Author (s): Shrruti Patole Clarence and Sumeetha Manikandan
Publisher: Half Baked Beans
“Love, again” is for the die-hard romantics. The blurb is self-explanatory. The book is different from the other novellas, in a way that it provides twice the pleasure and happiness of reading romantic fiction. This is because there are two heartwarming stories in the book. The first tale, “These lines of mehendi”, revolves around Lalitha, who is adaptive, conscientious but a victim of her own fate. After going through a collapsed marriage and the sudden demise of her husband and she learns to live within her means. She runs a beauty parlour to provide for herself. But when her aunt Padma tries to coax her to enter into a “marriage of convenience” with Shrikant, she gives in, because it is equivalent to a port in any storm.
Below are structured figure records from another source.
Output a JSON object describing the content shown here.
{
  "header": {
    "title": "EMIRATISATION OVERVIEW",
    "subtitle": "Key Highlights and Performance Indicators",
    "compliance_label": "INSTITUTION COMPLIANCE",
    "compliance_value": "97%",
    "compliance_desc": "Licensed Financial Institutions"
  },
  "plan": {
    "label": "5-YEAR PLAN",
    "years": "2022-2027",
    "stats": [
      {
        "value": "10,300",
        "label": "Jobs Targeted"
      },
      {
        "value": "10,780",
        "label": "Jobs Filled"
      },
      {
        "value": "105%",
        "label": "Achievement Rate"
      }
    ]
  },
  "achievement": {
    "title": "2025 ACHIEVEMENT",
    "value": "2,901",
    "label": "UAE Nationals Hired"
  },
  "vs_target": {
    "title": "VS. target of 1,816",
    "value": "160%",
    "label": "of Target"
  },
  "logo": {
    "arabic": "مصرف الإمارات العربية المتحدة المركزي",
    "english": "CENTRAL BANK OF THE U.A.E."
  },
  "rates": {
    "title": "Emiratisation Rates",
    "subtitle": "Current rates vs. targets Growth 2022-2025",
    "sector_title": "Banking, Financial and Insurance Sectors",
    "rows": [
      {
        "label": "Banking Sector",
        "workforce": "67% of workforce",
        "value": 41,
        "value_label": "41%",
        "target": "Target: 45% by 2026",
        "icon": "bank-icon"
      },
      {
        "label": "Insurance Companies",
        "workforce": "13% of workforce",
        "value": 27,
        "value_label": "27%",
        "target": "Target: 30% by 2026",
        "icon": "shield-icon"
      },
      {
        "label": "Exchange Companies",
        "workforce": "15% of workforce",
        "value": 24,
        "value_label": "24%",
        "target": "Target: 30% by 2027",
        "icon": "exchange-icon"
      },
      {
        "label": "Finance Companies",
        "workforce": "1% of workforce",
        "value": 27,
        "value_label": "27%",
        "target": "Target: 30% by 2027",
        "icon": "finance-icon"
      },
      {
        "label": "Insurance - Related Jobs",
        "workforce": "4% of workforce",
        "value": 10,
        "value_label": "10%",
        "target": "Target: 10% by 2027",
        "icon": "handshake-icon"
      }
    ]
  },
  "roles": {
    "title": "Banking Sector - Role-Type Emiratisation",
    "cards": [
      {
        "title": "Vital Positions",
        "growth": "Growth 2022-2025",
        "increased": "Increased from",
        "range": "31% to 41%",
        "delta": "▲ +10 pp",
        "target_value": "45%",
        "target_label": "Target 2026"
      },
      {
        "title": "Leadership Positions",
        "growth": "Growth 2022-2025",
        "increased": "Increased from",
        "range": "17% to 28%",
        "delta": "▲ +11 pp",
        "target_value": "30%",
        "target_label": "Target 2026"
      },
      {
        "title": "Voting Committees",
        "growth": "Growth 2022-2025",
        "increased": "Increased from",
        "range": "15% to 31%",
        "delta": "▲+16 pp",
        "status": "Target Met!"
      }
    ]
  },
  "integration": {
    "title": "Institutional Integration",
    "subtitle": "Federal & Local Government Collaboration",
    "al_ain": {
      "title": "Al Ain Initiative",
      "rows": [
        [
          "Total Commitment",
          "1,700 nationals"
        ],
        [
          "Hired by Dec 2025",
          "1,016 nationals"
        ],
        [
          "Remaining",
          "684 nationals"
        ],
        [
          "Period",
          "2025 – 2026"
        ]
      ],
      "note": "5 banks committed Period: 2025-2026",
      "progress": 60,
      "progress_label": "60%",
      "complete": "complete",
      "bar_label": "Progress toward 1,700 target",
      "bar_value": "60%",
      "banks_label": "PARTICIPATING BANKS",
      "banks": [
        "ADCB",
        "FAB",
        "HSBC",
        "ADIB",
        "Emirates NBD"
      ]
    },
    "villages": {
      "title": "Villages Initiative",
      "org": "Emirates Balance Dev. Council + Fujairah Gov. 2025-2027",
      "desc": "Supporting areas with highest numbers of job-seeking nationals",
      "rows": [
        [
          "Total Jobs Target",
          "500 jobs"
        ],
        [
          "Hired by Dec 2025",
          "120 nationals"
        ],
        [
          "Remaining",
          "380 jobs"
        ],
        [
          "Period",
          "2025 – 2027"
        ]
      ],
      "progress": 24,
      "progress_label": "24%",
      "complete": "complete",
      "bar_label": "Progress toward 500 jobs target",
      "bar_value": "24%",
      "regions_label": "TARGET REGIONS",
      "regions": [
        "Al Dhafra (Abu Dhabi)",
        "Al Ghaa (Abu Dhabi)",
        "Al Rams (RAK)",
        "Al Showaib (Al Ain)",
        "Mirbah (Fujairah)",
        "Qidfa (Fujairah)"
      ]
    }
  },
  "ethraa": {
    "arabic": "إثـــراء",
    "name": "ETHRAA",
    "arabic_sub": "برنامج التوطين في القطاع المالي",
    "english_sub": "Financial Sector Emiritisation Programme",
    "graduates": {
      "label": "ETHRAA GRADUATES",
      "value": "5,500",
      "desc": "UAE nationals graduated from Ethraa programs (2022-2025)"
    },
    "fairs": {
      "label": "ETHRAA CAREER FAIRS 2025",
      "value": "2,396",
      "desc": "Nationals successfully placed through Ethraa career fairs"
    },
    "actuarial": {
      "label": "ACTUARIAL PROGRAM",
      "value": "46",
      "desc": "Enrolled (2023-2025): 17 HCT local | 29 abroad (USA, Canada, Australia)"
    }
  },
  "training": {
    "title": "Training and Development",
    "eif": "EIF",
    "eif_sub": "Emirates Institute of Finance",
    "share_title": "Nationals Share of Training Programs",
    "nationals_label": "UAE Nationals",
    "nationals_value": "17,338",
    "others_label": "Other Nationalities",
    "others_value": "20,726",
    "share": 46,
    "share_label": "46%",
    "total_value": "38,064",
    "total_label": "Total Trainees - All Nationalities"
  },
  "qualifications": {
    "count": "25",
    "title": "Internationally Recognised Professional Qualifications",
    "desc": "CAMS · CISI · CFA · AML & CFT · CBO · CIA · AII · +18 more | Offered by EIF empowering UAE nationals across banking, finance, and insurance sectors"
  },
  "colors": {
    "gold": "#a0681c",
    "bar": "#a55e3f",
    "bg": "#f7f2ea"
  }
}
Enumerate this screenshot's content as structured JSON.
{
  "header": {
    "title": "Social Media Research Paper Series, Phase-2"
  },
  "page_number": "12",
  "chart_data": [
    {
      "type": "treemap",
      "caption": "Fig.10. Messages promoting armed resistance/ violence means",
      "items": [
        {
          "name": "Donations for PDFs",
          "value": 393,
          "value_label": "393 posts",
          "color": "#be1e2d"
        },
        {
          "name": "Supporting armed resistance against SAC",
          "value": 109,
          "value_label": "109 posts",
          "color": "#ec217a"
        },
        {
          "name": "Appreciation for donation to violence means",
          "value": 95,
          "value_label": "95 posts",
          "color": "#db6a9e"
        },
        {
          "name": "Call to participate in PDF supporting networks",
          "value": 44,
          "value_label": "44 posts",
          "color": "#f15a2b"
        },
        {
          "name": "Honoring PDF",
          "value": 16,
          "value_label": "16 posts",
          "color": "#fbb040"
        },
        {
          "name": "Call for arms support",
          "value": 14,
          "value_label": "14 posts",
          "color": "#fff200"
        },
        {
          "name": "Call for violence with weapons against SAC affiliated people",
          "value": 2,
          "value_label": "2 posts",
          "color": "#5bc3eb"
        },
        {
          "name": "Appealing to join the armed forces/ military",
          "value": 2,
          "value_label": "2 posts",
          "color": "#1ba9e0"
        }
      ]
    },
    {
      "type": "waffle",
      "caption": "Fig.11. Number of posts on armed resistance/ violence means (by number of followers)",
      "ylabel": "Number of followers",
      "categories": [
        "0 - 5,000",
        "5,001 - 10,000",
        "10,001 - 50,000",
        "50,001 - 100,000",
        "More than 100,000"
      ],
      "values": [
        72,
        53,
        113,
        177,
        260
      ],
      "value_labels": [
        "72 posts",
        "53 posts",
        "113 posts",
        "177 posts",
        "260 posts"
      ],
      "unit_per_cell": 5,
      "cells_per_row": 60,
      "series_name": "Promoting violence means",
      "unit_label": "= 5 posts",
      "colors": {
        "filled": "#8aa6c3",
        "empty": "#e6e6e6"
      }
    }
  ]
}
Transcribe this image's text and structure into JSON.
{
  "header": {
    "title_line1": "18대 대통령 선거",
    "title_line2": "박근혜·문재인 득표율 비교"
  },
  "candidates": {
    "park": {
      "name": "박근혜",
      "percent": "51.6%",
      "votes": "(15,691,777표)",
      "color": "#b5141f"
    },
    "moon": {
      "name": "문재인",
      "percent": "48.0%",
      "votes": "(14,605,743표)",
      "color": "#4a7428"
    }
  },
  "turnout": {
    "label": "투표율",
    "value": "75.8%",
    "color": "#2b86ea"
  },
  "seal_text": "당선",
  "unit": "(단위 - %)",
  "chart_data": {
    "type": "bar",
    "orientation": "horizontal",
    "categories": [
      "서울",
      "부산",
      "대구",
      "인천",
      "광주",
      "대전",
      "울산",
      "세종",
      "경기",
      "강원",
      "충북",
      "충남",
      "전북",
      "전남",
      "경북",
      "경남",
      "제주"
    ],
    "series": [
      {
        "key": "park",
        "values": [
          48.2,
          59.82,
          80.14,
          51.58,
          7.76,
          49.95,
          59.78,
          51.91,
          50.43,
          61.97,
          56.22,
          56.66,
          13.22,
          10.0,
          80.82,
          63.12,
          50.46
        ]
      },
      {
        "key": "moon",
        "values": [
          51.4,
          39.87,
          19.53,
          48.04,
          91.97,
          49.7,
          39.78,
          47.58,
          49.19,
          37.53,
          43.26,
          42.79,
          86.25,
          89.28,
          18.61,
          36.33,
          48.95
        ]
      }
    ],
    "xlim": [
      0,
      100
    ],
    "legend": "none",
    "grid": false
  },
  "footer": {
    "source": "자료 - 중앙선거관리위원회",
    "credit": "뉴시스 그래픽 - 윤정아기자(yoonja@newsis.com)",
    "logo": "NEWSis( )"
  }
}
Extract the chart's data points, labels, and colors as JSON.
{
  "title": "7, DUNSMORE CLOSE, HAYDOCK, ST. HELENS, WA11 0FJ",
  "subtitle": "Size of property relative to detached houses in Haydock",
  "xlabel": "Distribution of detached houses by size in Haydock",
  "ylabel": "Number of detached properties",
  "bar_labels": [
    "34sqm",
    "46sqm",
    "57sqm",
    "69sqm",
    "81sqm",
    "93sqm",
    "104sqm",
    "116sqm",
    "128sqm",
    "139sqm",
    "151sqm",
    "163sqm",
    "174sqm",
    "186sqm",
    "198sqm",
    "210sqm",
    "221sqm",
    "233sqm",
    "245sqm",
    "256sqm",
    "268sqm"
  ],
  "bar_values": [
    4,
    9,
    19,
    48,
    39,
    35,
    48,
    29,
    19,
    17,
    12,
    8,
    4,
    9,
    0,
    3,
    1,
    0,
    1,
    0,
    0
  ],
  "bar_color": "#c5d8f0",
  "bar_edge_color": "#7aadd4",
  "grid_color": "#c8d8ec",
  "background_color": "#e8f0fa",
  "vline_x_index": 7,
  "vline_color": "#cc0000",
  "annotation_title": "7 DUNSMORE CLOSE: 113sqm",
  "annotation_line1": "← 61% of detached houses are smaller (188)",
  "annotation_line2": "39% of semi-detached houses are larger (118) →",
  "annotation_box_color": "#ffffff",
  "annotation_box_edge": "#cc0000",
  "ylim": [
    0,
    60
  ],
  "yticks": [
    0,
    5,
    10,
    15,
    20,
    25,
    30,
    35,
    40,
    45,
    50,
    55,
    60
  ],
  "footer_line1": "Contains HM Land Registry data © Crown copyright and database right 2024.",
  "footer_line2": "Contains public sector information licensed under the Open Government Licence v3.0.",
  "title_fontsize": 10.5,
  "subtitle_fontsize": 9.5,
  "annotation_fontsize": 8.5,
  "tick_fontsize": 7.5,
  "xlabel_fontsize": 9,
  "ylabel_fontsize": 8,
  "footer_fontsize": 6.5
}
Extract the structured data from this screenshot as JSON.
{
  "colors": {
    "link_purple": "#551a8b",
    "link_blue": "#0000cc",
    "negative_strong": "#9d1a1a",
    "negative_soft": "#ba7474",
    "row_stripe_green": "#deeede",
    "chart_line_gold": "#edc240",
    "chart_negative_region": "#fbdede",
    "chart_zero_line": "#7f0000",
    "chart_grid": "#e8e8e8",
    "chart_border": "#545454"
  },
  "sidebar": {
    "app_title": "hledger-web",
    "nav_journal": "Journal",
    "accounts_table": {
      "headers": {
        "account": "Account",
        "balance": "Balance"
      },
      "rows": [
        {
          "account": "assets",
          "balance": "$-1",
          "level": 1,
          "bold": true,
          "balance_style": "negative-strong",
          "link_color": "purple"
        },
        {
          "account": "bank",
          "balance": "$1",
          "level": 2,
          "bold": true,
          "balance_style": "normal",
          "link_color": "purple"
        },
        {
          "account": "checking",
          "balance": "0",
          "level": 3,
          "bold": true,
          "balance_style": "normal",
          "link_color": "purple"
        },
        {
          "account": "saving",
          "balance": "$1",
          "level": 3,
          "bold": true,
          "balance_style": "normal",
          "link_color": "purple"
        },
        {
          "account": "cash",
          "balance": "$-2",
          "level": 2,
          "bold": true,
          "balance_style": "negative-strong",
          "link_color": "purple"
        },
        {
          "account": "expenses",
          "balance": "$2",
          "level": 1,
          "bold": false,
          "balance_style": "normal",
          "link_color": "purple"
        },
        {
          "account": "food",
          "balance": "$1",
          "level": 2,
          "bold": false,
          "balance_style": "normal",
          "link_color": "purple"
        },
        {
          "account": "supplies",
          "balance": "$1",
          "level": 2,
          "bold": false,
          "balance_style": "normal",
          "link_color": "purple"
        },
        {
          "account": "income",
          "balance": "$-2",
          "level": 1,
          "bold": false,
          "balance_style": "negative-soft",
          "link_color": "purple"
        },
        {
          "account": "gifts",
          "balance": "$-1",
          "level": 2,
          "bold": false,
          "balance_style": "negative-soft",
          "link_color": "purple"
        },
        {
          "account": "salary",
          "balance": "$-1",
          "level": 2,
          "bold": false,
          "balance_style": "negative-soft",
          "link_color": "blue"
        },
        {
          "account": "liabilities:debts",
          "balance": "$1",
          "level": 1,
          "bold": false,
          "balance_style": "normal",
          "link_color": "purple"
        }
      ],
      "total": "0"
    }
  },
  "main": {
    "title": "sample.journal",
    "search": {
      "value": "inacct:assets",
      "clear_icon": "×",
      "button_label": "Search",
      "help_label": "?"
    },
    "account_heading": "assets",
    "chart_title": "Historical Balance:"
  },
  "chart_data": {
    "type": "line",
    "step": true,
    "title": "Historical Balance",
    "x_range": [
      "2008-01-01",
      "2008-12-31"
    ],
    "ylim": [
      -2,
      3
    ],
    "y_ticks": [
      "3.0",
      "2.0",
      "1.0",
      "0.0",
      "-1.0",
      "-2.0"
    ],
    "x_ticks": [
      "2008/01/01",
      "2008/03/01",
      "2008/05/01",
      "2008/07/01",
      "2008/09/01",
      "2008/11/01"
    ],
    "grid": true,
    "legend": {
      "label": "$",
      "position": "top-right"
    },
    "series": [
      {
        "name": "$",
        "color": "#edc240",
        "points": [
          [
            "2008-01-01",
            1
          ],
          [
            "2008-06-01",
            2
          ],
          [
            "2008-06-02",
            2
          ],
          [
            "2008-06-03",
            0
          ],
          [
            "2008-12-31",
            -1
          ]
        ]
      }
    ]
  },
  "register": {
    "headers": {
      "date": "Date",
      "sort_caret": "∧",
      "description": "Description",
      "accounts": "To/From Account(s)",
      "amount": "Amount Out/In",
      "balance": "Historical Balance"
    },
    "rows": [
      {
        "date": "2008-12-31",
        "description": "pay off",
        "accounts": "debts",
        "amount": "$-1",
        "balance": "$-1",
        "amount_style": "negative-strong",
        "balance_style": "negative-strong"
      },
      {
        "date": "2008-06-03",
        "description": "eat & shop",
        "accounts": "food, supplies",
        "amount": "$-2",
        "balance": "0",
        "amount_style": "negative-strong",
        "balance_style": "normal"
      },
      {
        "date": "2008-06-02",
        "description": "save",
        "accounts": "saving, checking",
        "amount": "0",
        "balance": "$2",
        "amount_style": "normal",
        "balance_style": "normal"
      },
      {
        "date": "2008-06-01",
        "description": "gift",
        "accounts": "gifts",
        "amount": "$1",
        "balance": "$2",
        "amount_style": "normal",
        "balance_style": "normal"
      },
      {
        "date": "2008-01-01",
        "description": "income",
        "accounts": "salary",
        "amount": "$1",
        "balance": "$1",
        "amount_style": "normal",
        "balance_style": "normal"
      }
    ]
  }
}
Unable to argue the toss, she remarries. On the other hand, is Shrikant, who was left at the altar just a month before his wedding. Owing to the heat of the situation and the constant emotional turmoil, Shrikant wants a “marriage of convenience”, wherein there will be no expectations, no commitments and no physical or emotional touch in the relationship. Will Lalitha and Shrikant find their love, again? Read on, to know more!
The second tale, “A tulip in the desert”, is a tale set on the foreign grounds (Amsterdam). With a flavour of Egyptian History, the story revolves around Charmaine, who is independent, smart and iron-willed. Charmaine dives into the world of Cleopatra and the other events of Egyptian history though she reads history for the very first time. And then destiny plays its role and Raj barges into her life. Does cupid strike Charmaine’s heart? How does Raj manage to choose between his love and the history? Read on, to know more!
“Love, again” is a delightful read. The cover is picturesque, with all the dreamy colours and the title is self-explanatory. The first story, “These lines of mehendi”, has been beautifully crafted but is predictable to a large extent. The narration is lucid, the expressions and dialogues give life to the characters. Lalitha is the protagonist opposite to Shrikant and both the characters balance each other pretty well. The content is grammatically correct. The author has successfully portrayed a character of a strong woman, whose husband, in some way, cuts the ground from under her feet, but still she learns to survive on her own. Overall, a delightful story!
The second story, “A tulip in the desert”, is different in the way that it includes the flavour of Egyptian history too. The author has done sufficient research on Cleopatra and the twists and turn of events in the story keep the reader’s attention intact. The descriptions are picturesque and the plot has adventure mixed with strong emotions. This is one filmy story which leaves the readers wanting for more (A hint for the author to try converting this into a full-fledged novella). The author has created a perfect balance between the personalities of the protagonists making it, altogether, an interesting read.
Kudos to both the authors!
The major drawback in this book is the presence of ambiguous sentences which force the reader to read them twice or thrice to understand what is being said. One can encounter typing errors and proofreading errors time and again.